Written by: Oliver H.P. Garrett, Dudley Nichols, based on a novel by James Norman Hall, Charles Nordhoff
Directed by: John Ford
MPAA Rating: NR
Running Time: 110
Date: 11/05/1937

The Hurricane (1937)

3 1/2 Stars (out of 4)

Cool Breeze

By Jeffrey M. Anderson

John Ford's South Seas adventure/romance The Hurricane is, on the surface, different from his other films, but as soon as you start watching, his familiar rhythms and themes come right out. It tells the story of a young, loving couple, Marama (Dorothy Lamour) and Terangi (Jon Hall), who live on a beautiful island. One day, Terangi goes off to work on a schooner, despite Marama's protests. In Tahiti, Terangi gets into a bar fight and is sentenced to six months in jail. He tries to escape, is caught, and his sentence is extended. Before he knows it, he's in for sixteen years.

Various good souls, Captain Nagle (Jerome Cowan), Dr. Kersaint (Thomas Mitchell), and Father Paul (C. Aubrey Smith), try to convince Governor Eugene De Laage (Raymond Massey) to release Terangi, but even though it becomes increasingly apparent that it's the right thing to do, the governor refuses. (Mary Astor plays the governor's wife, and yet another one of the voices of reason.)

Meanwhile, after eight years, Terangi manages to escape for good and goes into hiding. That's when the devastating hurricane of the title strikes, and it's an impressive and terrifying bit of moviemaking. Ford beautifully balance the story's politics, romance, and outdoor exoticism, making one of his most full-blooded entertainments.

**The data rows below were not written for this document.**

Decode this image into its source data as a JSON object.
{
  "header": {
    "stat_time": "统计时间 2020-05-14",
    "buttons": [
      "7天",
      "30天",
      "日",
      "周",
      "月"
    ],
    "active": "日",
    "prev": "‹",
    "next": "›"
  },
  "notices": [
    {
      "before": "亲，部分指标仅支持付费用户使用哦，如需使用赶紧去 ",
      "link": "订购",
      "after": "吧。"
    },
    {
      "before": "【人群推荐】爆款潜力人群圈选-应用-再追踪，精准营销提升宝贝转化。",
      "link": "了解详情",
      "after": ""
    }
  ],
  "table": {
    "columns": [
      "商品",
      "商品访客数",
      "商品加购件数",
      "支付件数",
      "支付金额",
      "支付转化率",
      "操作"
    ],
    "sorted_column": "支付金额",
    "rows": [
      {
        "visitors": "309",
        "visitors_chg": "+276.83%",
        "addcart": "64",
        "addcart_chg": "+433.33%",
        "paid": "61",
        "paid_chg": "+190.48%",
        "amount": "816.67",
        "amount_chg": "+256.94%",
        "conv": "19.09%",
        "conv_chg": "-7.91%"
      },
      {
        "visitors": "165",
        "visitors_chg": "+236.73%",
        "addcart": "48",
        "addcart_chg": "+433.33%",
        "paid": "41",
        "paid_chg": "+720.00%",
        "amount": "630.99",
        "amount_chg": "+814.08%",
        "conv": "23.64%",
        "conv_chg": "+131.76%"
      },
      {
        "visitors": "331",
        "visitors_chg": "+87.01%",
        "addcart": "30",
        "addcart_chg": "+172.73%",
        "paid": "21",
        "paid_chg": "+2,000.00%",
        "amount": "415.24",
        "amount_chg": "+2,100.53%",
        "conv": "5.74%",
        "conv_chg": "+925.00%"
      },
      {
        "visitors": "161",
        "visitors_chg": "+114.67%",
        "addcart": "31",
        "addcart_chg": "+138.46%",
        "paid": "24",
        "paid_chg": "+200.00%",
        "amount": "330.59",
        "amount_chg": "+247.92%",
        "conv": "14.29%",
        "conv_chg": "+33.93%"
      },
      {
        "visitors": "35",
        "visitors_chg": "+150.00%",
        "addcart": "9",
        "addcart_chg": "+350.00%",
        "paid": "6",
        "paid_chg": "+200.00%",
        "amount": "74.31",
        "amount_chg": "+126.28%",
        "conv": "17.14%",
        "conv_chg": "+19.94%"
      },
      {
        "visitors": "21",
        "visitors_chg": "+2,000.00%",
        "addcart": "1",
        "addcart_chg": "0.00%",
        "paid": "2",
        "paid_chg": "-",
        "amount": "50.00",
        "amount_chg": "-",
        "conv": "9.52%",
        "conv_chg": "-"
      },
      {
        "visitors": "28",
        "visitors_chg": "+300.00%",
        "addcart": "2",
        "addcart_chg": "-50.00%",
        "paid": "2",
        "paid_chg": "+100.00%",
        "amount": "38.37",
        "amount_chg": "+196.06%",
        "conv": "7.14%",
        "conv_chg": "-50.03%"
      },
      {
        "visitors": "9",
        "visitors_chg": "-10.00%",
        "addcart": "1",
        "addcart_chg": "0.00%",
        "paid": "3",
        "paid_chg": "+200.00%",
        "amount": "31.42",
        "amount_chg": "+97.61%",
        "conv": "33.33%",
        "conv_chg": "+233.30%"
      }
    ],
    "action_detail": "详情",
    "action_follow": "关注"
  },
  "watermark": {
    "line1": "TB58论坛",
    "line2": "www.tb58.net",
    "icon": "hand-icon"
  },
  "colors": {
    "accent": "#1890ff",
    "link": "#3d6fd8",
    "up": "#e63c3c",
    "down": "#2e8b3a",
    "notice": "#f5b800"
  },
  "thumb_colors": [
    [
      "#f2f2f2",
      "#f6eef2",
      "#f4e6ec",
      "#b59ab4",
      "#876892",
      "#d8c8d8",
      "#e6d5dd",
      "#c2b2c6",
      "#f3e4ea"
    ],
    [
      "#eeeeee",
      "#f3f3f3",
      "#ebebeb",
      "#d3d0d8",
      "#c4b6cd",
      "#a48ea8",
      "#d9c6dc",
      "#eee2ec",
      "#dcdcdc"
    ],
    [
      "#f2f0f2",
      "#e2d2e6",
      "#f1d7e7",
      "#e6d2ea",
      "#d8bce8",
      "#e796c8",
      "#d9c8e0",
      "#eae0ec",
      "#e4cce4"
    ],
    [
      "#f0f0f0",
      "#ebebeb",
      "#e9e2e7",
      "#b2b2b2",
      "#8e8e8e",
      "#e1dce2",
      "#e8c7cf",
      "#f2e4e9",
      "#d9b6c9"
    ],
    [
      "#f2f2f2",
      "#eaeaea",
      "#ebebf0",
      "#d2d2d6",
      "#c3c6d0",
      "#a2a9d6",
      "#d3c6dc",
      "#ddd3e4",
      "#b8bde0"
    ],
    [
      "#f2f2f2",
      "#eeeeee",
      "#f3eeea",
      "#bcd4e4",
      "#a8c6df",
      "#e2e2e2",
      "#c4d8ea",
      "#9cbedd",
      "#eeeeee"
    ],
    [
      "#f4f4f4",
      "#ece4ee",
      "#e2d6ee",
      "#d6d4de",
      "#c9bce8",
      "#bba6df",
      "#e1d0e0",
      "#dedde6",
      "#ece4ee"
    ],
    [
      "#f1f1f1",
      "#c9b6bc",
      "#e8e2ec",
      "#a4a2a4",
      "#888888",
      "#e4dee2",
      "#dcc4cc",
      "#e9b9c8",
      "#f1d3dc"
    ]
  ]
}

The film received three Oscar nominations, one for Mitchell as Best Supporting Actor -- he would go on to win two years later for Ford's Stagecoach -- one for Alfred Newman's score, and a win for Best Sound Design. Ben Hecht reportedly worked on the screenplay without credit. Ford directed the Shirley Temple movie Wee Willie Winkie the same year.